Read Los asesinatos e Manhattan Online
Authors: Lincoln Child Douglas Preston
Tags: #Intriga, Misterio, Policíaca
Nora abrió los cierres y levantó la tapa. Bajo los guantes, la piel grisácea tenía un tacto rugoso y con bultos. Salió un olor desagradable. La caja estaba vacía.
Miró a Pendergast de reojo, pero no se le veía decepcionado.
Se quedaron en silencio un momento. Luego Pendergast se inclinó sobre la caja y dedicó unos instantes a examinarla sin mover ni un solo músculo, únicamente los ojos muy azules. A continuación acercó los dedos a ella y empezó a palpar y presionar su superficie, deteniéndose en algunos puntos. De repente se oyó un clic, y saltó de debajo un cajoncillo estrecho, que levantó una nube de polvo. El ruido sobresaltó a Nora.
—Muy astuto —dijo Pendergast, mientras sacaba del cajón un sobrecito descolorido y con algunas manchas.
Le dio unas cuantas vueltas, pensativo. Después introdujo un dedo en la solapa con el guante interpuesto, abrió el sobre y extrajo varias hojas de papel de color crema, que desdobló con precaución.

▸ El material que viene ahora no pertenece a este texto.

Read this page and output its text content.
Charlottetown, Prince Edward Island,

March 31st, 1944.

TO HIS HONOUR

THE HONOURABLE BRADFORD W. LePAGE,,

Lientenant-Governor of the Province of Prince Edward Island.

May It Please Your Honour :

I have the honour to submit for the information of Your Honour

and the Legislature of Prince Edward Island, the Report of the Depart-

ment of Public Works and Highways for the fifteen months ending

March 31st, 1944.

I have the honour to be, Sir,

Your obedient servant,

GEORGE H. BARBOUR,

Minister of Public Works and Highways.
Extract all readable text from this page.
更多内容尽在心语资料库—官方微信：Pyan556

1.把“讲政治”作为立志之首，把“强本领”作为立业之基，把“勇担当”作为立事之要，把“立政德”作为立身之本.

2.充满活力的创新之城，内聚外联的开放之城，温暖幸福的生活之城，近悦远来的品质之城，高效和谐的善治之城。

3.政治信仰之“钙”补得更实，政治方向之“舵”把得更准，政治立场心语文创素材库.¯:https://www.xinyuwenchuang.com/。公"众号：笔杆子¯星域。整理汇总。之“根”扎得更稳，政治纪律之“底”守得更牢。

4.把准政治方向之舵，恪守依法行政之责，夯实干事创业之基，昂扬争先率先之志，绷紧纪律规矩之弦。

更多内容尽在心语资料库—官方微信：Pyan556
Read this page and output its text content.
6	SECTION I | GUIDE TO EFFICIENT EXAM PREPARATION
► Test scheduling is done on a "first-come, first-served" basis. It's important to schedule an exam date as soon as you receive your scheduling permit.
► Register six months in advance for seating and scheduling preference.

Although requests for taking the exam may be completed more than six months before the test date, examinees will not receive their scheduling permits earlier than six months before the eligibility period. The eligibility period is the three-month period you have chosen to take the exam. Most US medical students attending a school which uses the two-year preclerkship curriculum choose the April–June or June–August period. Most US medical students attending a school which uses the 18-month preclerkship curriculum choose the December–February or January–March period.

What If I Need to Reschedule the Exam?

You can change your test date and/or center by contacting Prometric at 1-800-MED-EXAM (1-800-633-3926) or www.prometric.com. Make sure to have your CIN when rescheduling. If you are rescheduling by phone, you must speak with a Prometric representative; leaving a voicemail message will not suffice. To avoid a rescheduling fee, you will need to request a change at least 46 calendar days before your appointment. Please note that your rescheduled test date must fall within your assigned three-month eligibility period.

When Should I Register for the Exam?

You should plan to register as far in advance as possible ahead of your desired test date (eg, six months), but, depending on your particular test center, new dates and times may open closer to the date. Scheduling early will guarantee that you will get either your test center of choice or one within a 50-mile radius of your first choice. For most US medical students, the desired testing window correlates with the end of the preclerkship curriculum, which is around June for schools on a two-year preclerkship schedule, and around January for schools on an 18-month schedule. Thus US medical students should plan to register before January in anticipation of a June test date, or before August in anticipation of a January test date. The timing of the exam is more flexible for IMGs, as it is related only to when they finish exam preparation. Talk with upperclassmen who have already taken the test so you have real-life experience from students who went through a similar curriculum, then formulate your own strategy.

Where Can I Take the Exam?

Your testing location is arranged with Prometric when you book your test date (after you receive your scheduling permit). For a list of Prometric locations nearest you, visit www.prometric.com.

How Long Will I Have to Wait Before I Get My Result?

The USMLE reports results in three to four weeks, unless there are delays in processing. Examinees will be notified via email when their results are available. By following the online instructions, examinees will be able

Alisó la de encima y empezó a leer.
A MI COLEGA TINBURY MCFADDEN
12 de julio de 1881
Estimado colega:
Le escribo estas líneas con la seria esperanza de que no llegue a tener que leerlas; de que yo consiga romperlas y arrojarlas a la carbonera, como productos que son de un cerebro saturado y una imaginación febril. Y, sin embargo, en el fondo de mi alma, sé que ya se ha demostrado la veracidad de mis peores sospechas. Todas mis averiguaciones apuntan incontrovertiblemente en ese sentido. Siempre me he esforzado por tener a mis semejantes en el mejor concepto, pues ¿no estamos todos, en el fondo, hechos del mismo barro? Creían los antiguos que la vida se había generado espontáneamente en el fértil cieno del Nilo. ¿Quién soy yo para cuestionar, no la verdad científica, sino el simbolismo de semejante creencia? Sin embargo, McFadden, han ocurrido cosas, cosas que no admiten ninguna explicación inocente.
Es muy posible que los datos que contiene esta misiva le lleven a poner en entredicho mi estado mental. Antes de continuar, permita que haga constar que estoy en pleno ejercicio de mis facultades. Le ofrezco este documento en manifestación tanto de mi espantosa teoría como de las pruebas que he elaborado en su defensa.
No es la primera vez que expongo mis dudas, cada vez mayores, sobre lo relativo a lo de Leng. Usted conoce ya sobradamente los motivos por los que le permití ocupar algunas salas del segundo piso del gabinete. Sus charlas en el Lyceum daban fe de la profundidad de sus conocimientos científicos y médicos. Pocos pueden compararse con él en taxonomía y química; pocos o nadie. Me agradaba la perspectiva de cobijar bajo mi techo experimentos reveladores, e incluso, por qué no, aportaciones al progreso. Desde un punto de vista más práctico, tampoco me venía mal que me pagara el alquiler en dinero contante y sonante.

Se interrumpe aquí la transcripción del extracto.